Pros: Good accuracy, low memory (just two counters per user). Cons: Not perfectly accurate (it is an approximation), but close enough for most use cases.

Algorithm Comparison

Algorithm	Memory	Accuracy	Allows Bursts	Complexity
Token Bucket	Low (2 values)	Good	Yes	Low
Leaky Bucket	Low (queue size)	Good	No	Low
Fixed Window	Low (1 counter)	Poor (edge case)	Yes (at edges)	Very Low
Sliding Window Log	High (all timestamps)	Excellent	No	Medium
Sliding Window Counter	Low (2 counters)	Good	Slightly	Low

Most common choices:

Token bucket for general API rate limiting (allows bursts)
Sliding window counter for strict rate enforcement
Leaky bucket for smoothing output to downstream services

Where to Implement Rate Limiting

1. API Gateway (Recommended)

The API gateway is the first layer that receives requests. Rate limiting here protects all backend services.

Rate Limiting at API Gateway:

  [Client] --> [API Gateway + Rate Limiter] --> [Backend Services]
                     |
                     |--> Rate limit exceeded? Return 429
                     |--> Rate limit OK? Forward to backend

  Pros: Centralized, protects all services, easy to manage.
  Tools: Kong, AWS API Gateway, Nginx, Envoy.

2. Application Layer

Each service implements its own rate limiting. Useful for fine-grained control per endpoint.
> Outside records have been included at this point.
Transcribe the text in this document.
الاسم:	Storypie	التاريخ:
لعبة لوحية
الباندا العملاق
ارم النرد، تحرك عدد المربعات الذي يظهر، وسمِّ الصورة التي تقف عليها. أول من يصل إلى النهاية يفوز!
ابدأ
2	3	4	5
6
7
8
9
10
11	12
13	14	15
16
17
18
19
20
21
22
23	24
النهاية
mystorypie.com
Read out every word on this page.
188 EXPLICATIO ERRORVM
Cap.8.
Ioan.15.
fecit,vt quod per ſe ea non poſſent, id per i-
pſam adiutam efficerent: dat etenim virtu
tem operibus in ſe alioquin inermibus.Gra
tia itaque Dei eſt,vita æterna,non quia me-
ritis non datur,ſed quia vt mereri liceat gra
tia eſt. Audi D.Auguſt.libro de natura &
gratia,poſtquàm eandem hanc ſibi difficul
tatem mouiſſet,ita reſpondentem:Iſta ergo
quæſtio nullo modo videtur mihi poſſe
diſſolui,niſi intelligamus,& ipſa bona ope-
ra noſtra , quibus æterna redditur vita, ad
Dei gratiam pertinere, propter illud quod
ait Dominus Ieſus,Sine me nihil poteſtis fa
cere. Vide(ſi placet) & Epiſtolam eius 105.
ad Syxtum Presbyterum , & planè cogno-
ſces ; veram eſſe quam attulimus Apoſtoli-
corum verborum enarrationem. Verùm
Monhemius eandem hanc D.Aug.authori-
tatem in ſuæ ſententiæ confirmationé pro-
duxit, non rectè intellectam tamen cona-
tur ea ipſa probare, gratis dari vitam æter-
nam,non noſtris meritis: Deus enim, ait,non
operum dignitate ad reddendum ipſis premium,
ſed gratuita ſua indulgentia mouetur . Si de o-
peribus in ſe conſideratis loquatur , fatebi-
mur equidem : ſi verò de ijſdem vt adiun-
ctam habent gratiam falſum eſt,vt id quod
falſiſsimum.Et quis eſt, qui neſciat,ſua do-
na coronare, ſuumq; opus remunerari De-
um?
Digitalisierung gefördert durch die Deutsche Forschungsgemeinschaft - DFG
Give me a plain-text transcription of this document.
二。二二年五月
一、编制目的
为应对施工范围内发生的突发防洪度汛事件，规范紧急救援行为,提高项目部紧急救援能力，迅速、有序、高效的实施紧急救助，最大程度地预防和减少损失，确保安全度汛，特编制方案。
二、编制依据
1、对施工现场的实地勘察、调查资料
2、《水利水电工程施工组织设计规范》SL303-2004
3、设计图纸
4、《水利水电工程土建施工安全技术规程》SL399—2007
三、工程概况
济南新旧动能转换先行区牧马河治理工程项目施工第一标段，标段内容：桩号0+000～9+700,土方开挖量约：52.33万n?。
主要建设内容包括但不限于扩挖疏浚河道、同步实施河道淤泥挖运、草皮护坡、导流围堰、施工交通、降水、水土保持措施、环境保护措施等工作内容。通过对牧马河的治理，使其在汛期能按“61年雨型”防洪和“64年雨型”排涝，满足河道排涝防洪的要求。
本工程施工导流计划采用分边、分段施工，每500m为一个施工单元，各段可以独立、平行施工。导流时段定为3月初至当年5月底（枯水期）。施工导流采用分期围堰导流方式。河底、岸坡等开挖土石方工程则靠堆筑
Rate Limiting at Application Layer:

  [API Gateway] --> [User Service with rate limiter]
                --> [Order Service with rate limiter]
                --> [Payment Service with rate limiter]

  Pros: Per-service control, different limits per endpoint.
  Cons: Duplicated logic, harder to manage globally.

3. Client-Side

The client limits its own requests. This is not a security measure (clients can be modified) but it helps well-behaved clients avoid hitting server limits.

Client-Side Rate Limiting:

  Mobile app: "I will only send 5 requests per second"
  SDK: built-in retry with exponential backoff

  Pros: Reduces unnecessary rejected requests, better user experience.
  Cons: Not a security measure. Malicious clients bypass this.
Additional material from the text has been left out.